The International Monetary Fund (IMF) said a short delay in submitting to the Jamaican Parliament a new law on tax incentives should not postpone its enactment, even as it calls for an effective fiscal rule to lock in the gains from fiscal adjustment so far.
The observation was made by deputy managing director of the IMF and acting chair of the executive board, Nayouki Shinohara following Monday's review and approval of Jamaica's first-quarter performance under the fund's 48-month extended fund facility.
Finance and Planning Minister Dr Peter Phillips was expected to table the Omnibus Tax Incentive Act in Parliament by Monday, September 30, but it has been delayed until October because of concerns raised by local and international stakeholders.
Dr Phillips told Parliament last week that the matter has been raised with the IMF, and it was agreed that more time would be given to work out and enact the legislation.
In a release following the board's review on Monday, the IMF raised no issue about the Jamaica programme with which it had concerns, saying that the completion of the review enables the disbursement of SDR19.97 million or about US$30.6 million.
Shinohara said the programme for the remainder of fiscal year 2013/14 focuses on structural reforms to strengthen the fiscal framework.
"Priorities include the enactment of an effective fiscal rule to lock in the gains from the fiscal adjustment, thus far, and a comprehensive tax reform to broaden the tax base and reduce distortions. An expected short delay in submission to Parliament of a new law on tax incentives should not postpone its enactment," he added.
Shinohara said that "achieving broad-based growth and enhancing social protection are central pillars of the authorities' economic programme. The growth agenda should be bolstered by further actions to enhance the business environment and support well-targeted public investments, in close collaboration with development partners."

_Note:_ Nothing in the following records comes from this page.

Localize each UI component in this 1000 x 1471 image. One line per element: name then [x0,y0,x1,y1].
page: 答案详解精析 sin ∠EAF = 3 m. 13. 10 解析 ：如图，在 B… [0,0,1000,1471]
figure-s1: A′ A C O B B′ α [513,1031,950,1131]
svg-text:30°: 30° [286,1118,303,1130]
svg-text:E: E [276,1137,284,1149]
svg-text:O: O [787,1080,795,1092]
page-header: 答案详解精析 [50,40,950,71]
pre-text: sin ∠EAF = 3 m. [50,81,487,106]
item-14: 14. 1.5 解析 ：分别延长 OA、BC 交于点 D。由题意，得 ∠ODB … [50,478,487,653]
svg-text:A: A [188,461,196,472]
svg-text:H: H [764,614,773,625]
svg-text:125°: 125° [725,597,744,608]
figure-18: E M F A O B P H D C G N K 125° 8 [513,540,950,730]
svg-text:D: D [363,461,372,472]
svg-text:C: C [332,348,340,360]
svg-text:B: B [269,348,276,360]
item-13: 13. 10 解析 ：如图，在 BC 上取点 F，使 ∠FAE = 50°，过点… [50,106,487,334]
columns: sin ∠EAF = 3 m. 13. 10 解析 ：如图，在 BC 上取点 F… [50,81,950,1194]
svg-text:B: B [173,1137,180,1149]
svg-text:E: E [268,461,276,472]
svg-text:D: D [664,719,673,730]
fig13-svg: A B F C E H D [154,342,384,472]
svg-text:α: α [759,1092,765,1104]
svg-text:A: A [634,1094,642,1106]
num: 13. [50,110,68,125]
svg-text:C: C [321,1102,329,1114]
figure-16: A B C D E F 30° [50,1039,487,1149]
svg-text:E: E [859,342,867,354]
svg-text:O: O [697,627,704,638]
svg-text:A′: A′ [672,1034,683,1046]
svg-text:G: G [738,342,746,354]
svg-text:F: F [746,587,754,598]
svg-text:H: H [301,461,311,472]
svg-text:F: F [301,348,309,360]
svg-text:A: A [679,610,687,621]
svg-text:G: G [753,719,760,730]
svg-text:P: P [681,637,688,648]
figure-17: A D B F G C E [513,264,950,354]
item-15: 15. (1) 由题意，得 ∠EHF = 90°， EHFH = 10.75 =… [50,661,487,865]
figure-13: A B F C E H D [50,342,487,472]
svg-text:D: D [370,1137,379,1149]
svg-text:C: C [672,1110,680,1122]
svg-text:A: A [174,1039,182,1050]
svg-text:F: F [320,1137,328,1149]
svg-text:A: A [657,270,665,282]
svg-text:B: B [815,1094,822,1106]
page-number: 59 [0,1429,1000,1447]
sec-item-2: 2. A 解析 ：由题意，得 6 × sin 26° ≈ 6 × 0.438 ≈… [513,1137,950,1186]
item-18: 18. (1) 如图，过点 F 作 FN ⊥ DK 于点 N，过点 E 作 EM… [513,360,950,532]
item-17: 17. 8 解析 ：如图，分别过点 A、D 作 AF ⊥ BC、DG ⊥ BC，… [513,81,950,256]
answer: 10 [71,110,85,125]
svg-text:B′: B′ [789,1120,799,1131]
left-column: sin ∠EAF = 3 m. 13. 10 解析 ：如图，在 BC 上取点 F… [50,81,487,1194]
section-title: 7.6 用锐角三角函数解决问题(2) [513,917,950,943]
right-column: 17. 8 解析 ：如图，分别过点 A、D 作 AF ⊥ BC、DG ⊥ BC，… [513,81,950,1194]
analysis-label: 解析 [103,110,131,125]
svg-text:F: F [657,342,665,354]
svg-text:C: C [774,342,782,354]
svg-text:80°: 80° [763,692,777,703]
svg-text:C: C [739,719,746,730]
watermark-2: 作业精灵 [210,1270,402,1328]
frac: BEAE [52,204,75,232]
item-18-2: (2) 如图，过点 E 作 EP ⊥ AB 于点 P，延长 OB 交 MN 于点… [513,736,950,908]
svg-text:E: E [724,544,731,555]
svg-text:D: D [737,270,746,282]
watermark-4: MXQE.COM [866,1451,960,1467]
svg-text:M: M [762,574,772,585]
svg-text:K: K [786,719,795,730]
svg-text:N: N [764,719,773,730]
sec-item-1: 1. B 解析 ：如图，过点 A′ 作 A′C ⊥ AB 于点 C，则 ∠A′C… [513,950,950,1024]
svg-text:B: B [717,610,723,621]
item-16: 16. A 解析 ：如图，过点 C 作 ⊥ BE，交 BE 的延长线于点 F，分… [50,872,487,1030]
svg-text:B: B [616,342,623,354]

The IMF agreement requires that the Jamaican Government no longer consider new applications under existing tax incentive regimes, and after December 31, 2013 new applicants will only be considered under the omnibus regime, and will need to meet the associated new criteria.
The act will eliminate ministerial discretionary powers to grant or validate any tax relief, and put in place a transparent regime for limited tax incentives. Any new tax incentives, based on the new act, will be implemented administratively, without any ministerial discretion in its validation.